Overcoming the sins of the father — and the fatherland
What if the people who loved you turned out to be monsters? Could you change your worldview to survive in this new order? Or would the truth end up swallowing you whole?
Fourteen-year-old Lore (Saskia Rosendahl: Für Elise) lives an idyllic life in World War II Germany. Blonde and blue-eyed, she’s the picture of youthful innocence, still more child than woman as she romps through fields in suspendered skirts and Heidi braids.
A high-ranking SS officer, Papa has instilled Nazi principles in his children, respect for family, pride of country, love for the Führer — and hate for Jews. They are all assured of Germany’s victory over the Allied forces. So Lore is shocked and heartbroken to learn that the Führer is dead.
The Americans are sweeping the country, and they capture Lore’s father. Lore’s mother sends her off with a handful of cash and jewelry, ordering her to take her sister, twin brothers and the baby across Germany to their grandmother’s house by the sea.
Now responsible for her four younger siblings, Lore must navigate a new and horrifying Germany. Trains don’t work, foreigners control the roads and borders, food is scarce, violence is prevalent and poverty and death are everywhere.
She also learns just what the Nazis have been doing. Photographs from the concentration camps line every public space, shaming the Germans for their crimes. Many don’t believe the stories of the camps and the deaths; they think the Americans staged it in Hollywood. Lore is fiercely loyal to Germany and her family, but with each step through her war-torn country her doubt grows.
As young Lore, Rosendahl is a revelation. Sweet and innocent one moment and full of rage and pain the next, she seemingly ages years in an hour and a half.
Directed by Australian Cate Shortland (Somersault), the film adds to the chaos of Lore’s situation by incorporating elements of the young girl’s budding sexuality and burgeoning adulthood. Lore’s story becomes a metaphor for the mental and physical awakening teens experience, questioning their parents’ beliefs as they cross the threshold of adolescence.

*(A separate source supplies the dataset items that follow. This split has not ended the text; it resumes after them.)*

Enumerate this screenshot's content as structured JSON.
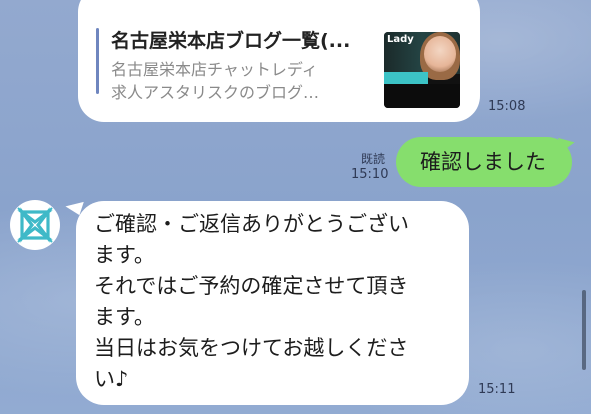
{
  "link_preview": {
    "title": "名古屋栄本店ブログ一覧(...",
    "description_line1": "名古屋栄本店チャットレディ",
    "description_line2": "求人アスタリスクのブログ…",
    "thumbnail_text": "Lady",
    "time": "15:08"
  },
  "sent_message": {
    "read_label": "既読",
    "time": "15:10",
    "text": "確認しました"
  },
  "received_message": {
    "lines": [
      "ご確認・ご返信ありがとうござい",
      "ます。",
      "それではご予約の確定させて頂き",
      "ます。",
      "当日はお気をつけてお越しくださ",
      "い♪"
    ],
    "time": "15:11"
  },
  "colors": {
    "sent_bubble": "#86de6d",
    "received_bubble": "#ffffff",
    "chat_background": "#8ea6cf",
    "avatar_logo": "#3fb9c8",
    "link_accent": "#6f86bf"
  }
}
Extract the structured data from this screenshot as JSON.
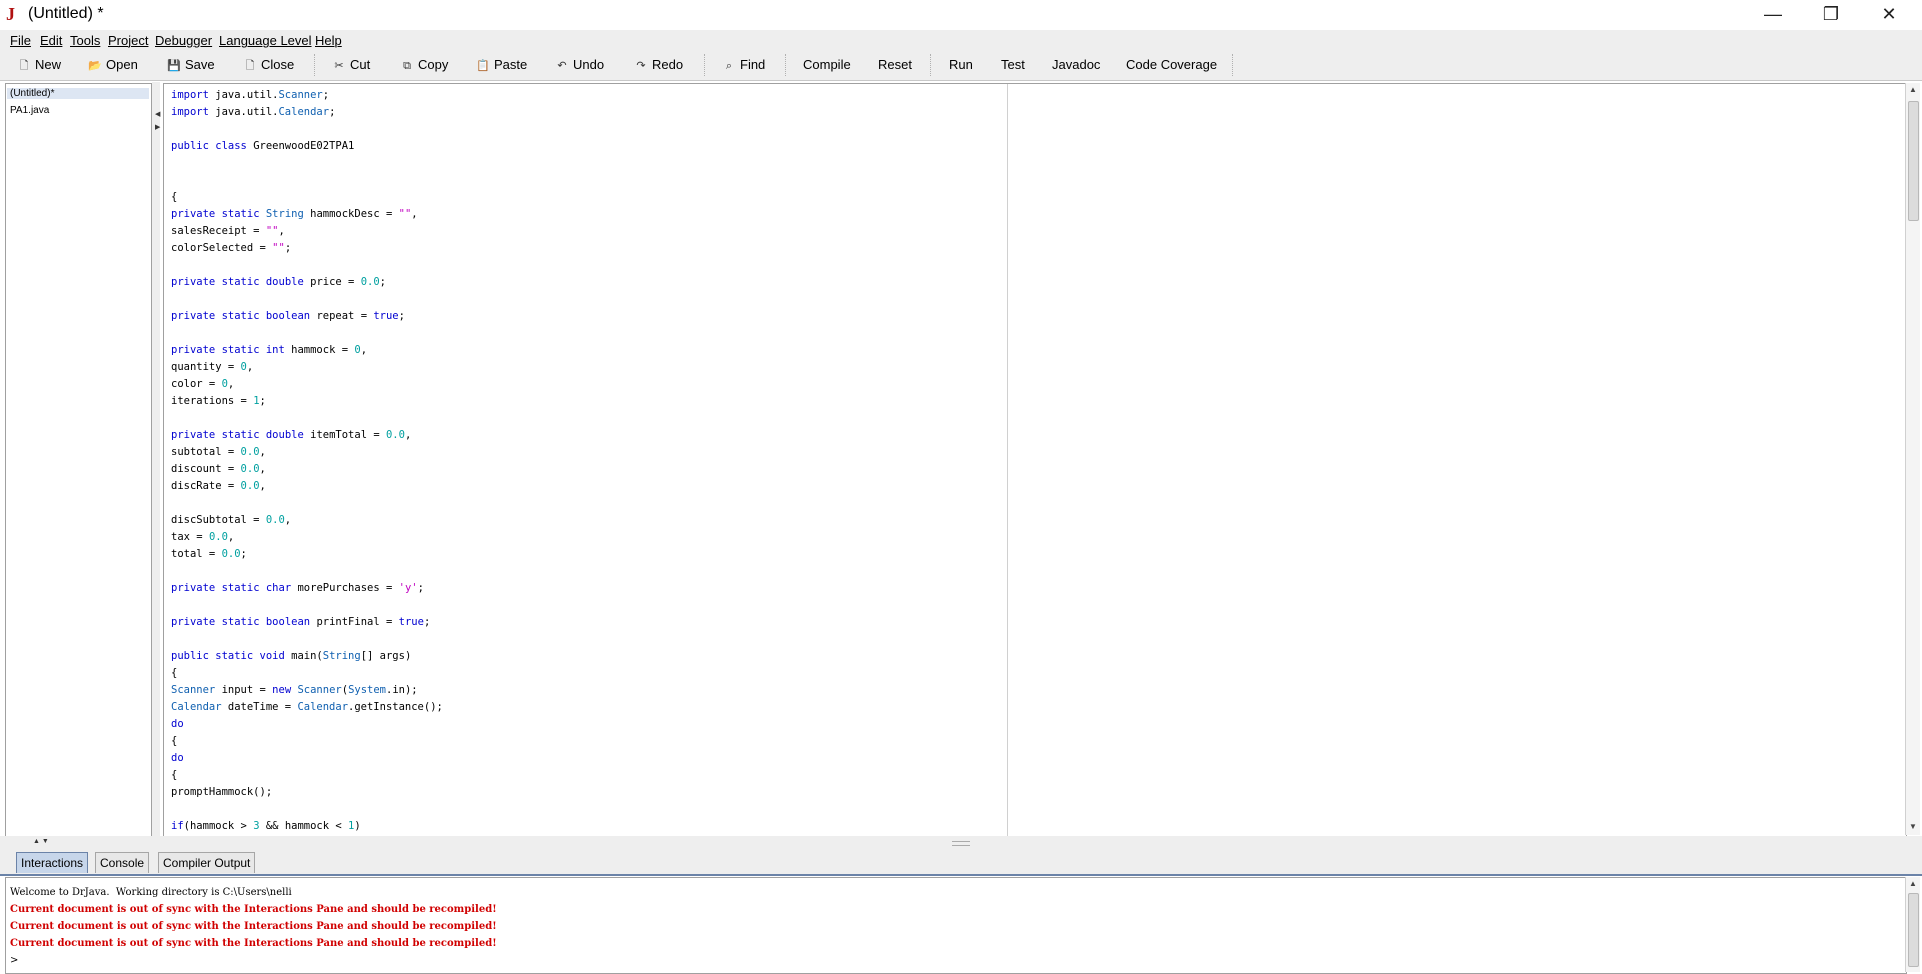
{
  "window": {
    "title": "(Untitled) *",
    "icon": "drjava-icon",
    "controls": {
      "minimize": "—",
      "maximize": "❐",
      "close": "✕"
    }
  },
  "menu": [
    "File",
    "Edit",
    "Tools",
    "Project",
    "Debugger",
    "Language Level",
    "Help"
  ],
  "toolbar": {
    "new": "New",
    "open": "Open",
    "save": "Save",
    "close": "Close",
    "cut": "Cut",
    "copy": "Copy",
    "paste": "Paste",
    "undo": "Undo",
    "redo": "Redo",
    "find": "Find",
    "compile": "Compile",
    "reset": "Reset",
    "run": "Run",
    "test": "Test",
    "javadoc": "Javadoc",
    "coverage": "Code Coverage"
  },
  "documents": [
    "(Untitled)*",
    "PA1.java"
  ],
  "code_lines": [
    "import java.util.Scanner;",
    "import java.util.Calendar;",
    "",
    "public class GreenwoodE02TPA1",
    "",
    "",
    "{",
    "private static String hammockDesc = \"\",",
    "salesReceipt = \"\",",
    "colorSelected = \"\";",
    "",
    "private static double price = 0.0;",
    "",
    "private static boolean repeat = true;",
    "",
    "private static int hammock = 0,",
    "quantity = 0,",
    "color = 0,",
    "iterations = 1;",
    "",
    "private static double itemTotal = 0.0,",
    "subtotal = 0.0,",
    "discount = 0.0,",
    "discRate = 0.0,",
    "",
    "discSubtotal = 0.0,",
    "tax = 0.0,",
    "total = 0.0;",
    "",
    "private static char morePurchases = 'y';",
    "",
    "private static boolean printFinal = true;",
    "",
    "public static void main(String[] args)",
    "{",
    "Scanner input = new Scanner(System.in);",
    "Calendar dateTime = Calendar.getInstance();",
    "do",
    "{",
    "do",
    "{",
    "promptHammock();",
    "",
    "if(hammock > 3 && hammock < 1)"
  ],
  "bottom_tabs": [
    "Interactions",
    "Console",
    "Compiler Output"
  ],
  "interactions": {
    "welcome": "Welcome to DrJava.  Working directory is C:\\Users\\nelli",
    "errors": [
      "Current document is out of sync with the Interactions Pane and should be recompiled!",
      "Current document is out of sync with the Interactions Pane and should be recompiled!",
      "Current document is out of sync with the Interactions Pane and should be recompiled!"
    ],
    "prompt": ">"
  },
  "colors": {
    "keyword": "#0000d0",
    "type": "#1060b0",
    "number": "#00a0a0",
    "string": "#c000c0",
    "error": "#d00000",
    "tab_active": "#c7d6ea"
  }
}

A painful coming-of-age tale, Lore offers a fresh perspective on humanity. The children of Nazis weren’t to blame for their parents’ crimes, but how did they reconcile their happy, seemingly normal lives with the acts of their elders? How do you comprehend that a beloved parent is a war criminal?
Lore is at once a fantastical fairy tale and a deeply relatable parable. Get in the car and drive to D.C. or Baltimore to catch this movie. It’s worth every penny.